Overview
Acute heart failure (AHF) is a major public health problem, associated with a 40% risk of death or re-hospitalisation at 3 months. This risk is significantly increased by insufficient decongestion at the end of hospitalisation for AHF assessed by a standardised clinical score, a natriuretic peptide dosage or by cardiac and pulmonary ultrasound .

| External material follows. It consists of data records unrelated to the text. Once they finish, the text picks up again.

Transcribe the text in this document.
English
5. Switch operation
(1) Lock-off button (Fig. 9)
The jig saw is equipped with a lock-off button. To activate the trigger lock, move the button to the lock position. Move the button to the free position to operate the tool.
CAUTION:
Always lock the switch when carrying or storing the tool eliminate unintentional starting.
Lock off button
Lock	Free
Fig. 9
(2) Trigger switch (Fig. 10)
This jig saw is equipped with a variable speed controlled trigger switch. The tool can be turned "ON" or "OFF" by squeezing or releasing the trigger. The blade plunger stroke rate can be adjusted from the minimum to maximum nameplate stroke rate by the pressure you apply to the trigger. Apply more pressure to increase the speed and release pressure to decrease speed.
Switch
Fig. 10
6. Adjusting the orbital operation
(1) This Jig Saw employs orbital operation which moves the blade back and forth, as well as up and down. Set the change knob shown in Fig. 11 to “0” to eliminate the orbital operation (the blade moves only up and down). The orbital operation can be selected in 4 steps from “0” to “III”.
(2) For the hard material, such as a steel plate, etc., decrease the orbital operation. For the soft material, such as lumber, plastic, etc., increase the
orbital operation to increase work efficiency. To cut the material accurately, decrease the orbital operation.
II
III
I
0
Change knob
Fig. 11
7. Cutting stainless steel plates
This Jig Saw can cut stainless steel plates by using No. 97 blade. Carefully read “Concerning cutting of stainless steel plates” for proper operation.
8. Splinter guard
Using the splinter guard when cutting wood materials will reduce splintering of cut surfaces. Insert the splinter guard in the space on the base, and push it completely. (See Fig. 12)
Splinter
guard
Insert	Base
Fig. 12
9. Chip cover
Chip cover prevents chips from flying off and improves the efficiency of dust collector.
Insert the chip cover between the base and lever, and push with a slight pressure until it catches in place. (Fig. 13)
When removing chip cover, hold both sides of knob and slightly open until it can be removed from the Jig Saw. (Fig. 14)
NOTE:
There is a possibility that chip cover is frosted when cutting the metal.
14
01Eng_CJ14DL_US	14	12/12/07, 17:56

Adapting treatment according to lung congestion assessed by implantable devices (not reimbursed in France) improves the prognosis. However, due to the lack of a standardised congestion assessment, therapeutic adaptation in acute heart failure is currently empirical. The best multimodality approach to congestion evaluation is uncertain.
Eligibility
Inclusion Criteria:
- Patients hospitalised for acute heart failure.

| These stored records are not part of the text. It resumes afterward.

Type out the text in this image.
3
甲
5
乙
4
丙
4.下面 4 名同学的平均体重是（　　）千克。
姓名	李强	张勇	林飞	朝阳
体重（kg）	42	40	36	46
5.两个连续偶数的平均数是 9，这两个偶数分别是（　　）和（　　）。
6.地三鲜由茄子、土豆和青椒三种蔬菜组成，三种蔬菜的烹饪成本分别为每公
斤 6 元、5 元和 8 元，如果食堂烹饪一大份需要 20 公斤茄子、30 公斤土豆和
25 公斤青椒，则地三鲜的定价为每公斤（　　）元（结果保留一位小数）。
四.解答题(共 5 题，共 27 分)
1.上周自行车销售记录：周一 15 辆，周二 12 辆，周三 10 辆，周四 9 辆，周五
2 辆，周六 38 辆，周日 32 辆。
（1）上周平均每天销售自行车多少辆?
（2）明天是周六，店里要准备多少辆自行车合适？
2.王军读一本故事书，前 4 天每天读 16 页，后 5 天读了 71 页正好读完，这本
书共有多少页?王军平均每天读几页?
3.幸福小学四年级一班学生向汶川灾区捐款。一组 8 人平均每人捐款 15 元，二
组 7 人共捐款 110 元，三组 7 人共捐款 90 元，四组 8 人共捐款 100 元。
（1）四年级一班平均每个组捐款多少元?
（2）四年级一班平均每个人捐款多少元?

- Patients considered clinically discharging from hospitalisation for acute heart failure.
- Age ≥18 years
- Patients having received complete information regarding the study design and having signed their informed consent form.
- Patient affiliated to or beneficiary of a social security scheme.
Exclusion Criteria:
- Comorbidity for which the life expectancy is ≤ 3 months
- Dialysis patient (peritoneal dialysis or hemodialysis) or patients with glomerular filtration rate <15 ml/min/m2 at inclusion.

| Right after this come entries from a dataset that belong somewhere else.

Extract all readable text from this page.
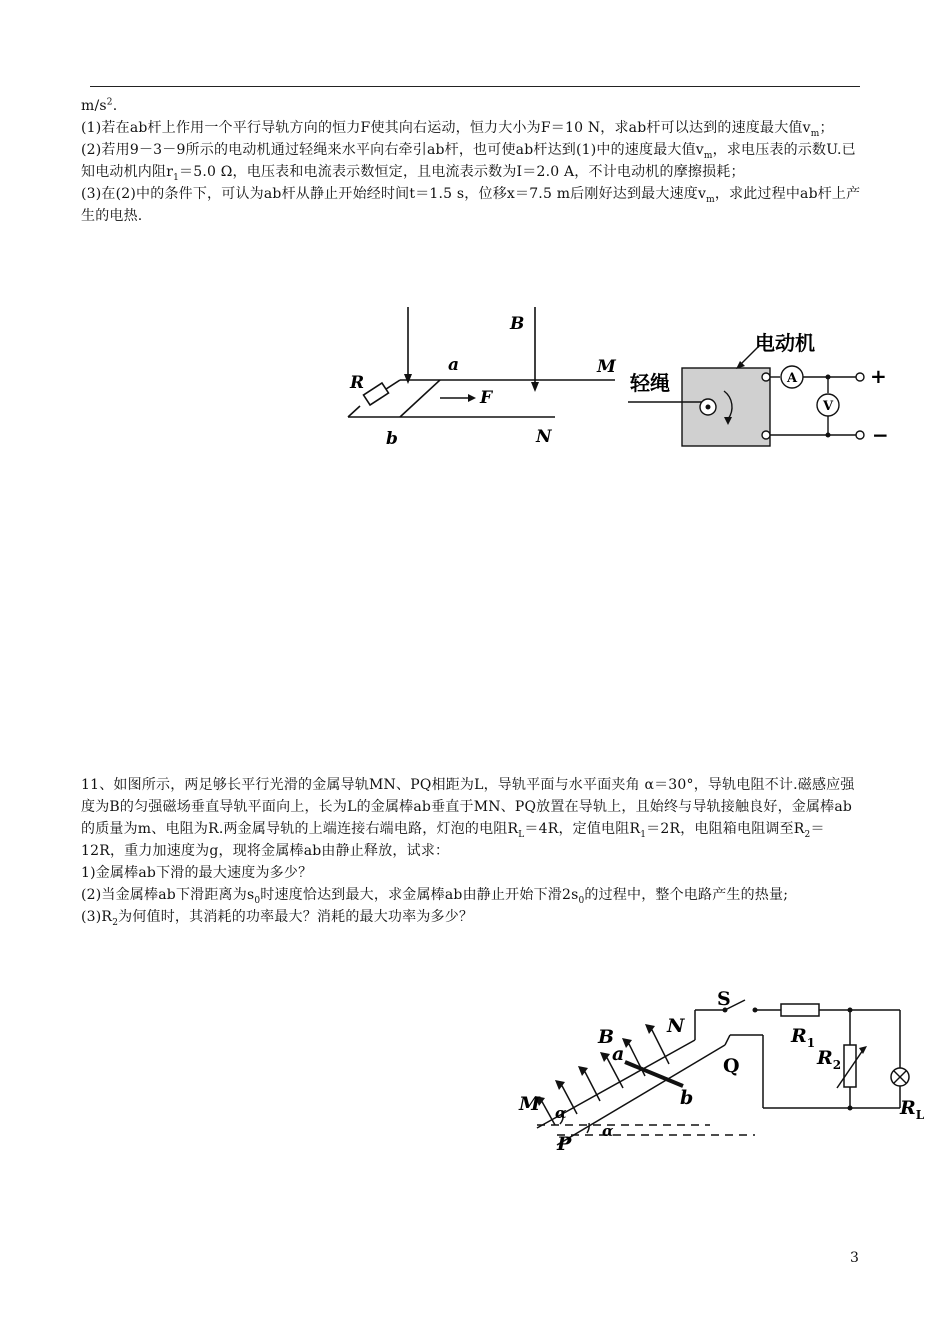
$m/s^2$.

(1)若在ab杆上作用一个平行导轨方向的恒力F使其向右运动，恒力大小为F＝10 N，求ab杆可以达到的速度最大值$v_m$；

(2)若用9－3－9所示的电动机通过轻绳来水平向右牵引ab杆，也可使ab杆达到(1)中的速度最大值$v_m$，求电压表的示数U.已知电动机内阻$r_1=5.0$ Ω，电压表和电流表示数恒定，且电流表示数为I＝2.0 A，不计电动机的摩擦损耗；

(3)在(2)中的条件下，可认为ab杆从静止开始经时间t＝1.5 s，位移x＝7.5 m后刚好达到最大速度$v_m$，求此过程中ab杆上产生的电热.

R
a
b
B
M
N
F
电动机
轻绳	A
V
+
−

11、如图所示，两足够长平行光滑的金属导轨MN、PQ相距为L，导轨平面与水平面夹角 α＝30°，导轨电阻不计.磁感应强度为B的匀强磁场垂直导轨平面向上，长为L的金属棒ab垂直于MN、PQ放置在导轨上，且始终与导轨接触良好，金属棒ab的质量为m、电阻为R.两金属导轨的上端连接右端电路，灯泡的电阻$R_L=4R$，定值电阻$R_1=2R$，电阻箱电阻调至$R_2=12R$，重力加速度为g，现将金属棒ab由静止释放，试求：

1)金属棒ab下滑的最大速度为多少？

(2)当金属棒ab下滑距离为$s_0$时速度恰达到最大，求金属棒ab由静止开始下滑$2s_0$的过程中，整个电路产生的热量;

$(3)R_2$为何值时，其消耗的功率最大？消耗的最大功率为多少？

S
Q
N
B
a
b
M
P
α
α
$R_1$
$R_2$
$R_L$
3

- History of lobectomy or pneumonectomy lung surgery
- Severe pulmonary or pleural pathology preventing reliable acquisition of lung ultrasound images: severe emphysema, chronic pleurisy, pulmonary fibrosis, etc.
- Pregnant woman, parturient or nursing mother
- Adult person subject to a legal protection measure (guardianship, curatorship, safeguard of justice)
- Adult person who is unable to give consent
- Person deprived of liberty by a judicial or administrative decision,
- Person subject to psychiatric care pursuant to Articles L. 3212-1 and L. 3213-1 of the Public Health Code.